Im Juni 2021 veröffentlichte Amnesty International einen Bericht, der aufdeckte, dass in der Uigurischen Autonomen Region Xinjiang in China Hunderttausende Muslim*innen willkürlich inhaftiert, gefoltert und politisch indoktriniert sowie zu kultureller Anpassung gezwungen werden. In Zeugenaussagen von ehemaligen Inhaftierten werden die extremen Maßnahmen beschrieben, die die chinesischen Behörden seit 2017 ergreifen, um die religiösen Überzeugungen und Traditionen sowie die kulturellen Praktiken und lokalen Sprachen der muslimischen ethnischen Gruppen in der Region auszumerzen. Weitere Amnesty-Recherchen aus dem Jahr 2021 zeigen auf, dass die Kinder der Inhaftierten häufig in staatliche "Waisenkinderlager" geschickt werden, wo sie keinen Kontakt zu ihren Eltern haben und Indoktrination ausgesetzt sind.

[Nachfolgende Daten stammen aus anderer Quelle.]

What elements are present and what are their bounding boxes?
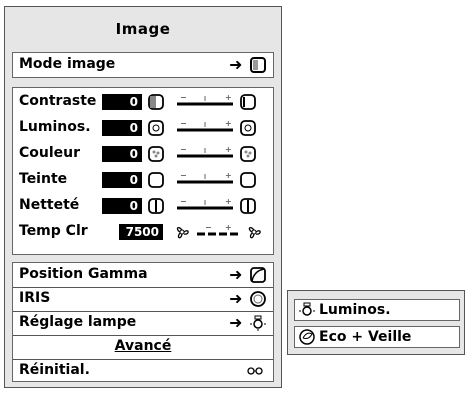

In einer internationalen Kampagne fordert Amnesty International die Schließung der Internierungslager und beruft sich dabei auf mehr als 79 detaillierte Fallakten aktuell inhaftierter Personen. Bis September 2021 wurden weltweit mehr als 300.000 Unterschriften gesammelt, um die Freilassung all jener zu fordern, die sich aktuell in Internierungslagern und Gefängnissen in Xinjiang befinden.
Laut Artikel 3 des Übereinkommens gegen Folter und andere grausame, unmenschliche oder erniedrigende Behandlung oder Strafe ist Vertragsstaaten untersagt, eine Person in ein anderes Land auszuliefern oder abzuschieben, in der sie Gefahr liefe, gefoltert zu werden. Saudi-Arabien hat das Übereinkommen am 23. September 1997 unterzeichnet.
Die Amnesty International vorliegenden Belege bieten eine Faktengrundlage für den Schluss, dass die chinesische Regierung mindestens die folgenden Verbrechen gegen die Menschlichkeit begangen hat: Inhaftierung, Folter und Verfolgung von Uigur*innen, Kasach*innen und anderen meist muslimischen ethnischen Minderheiten.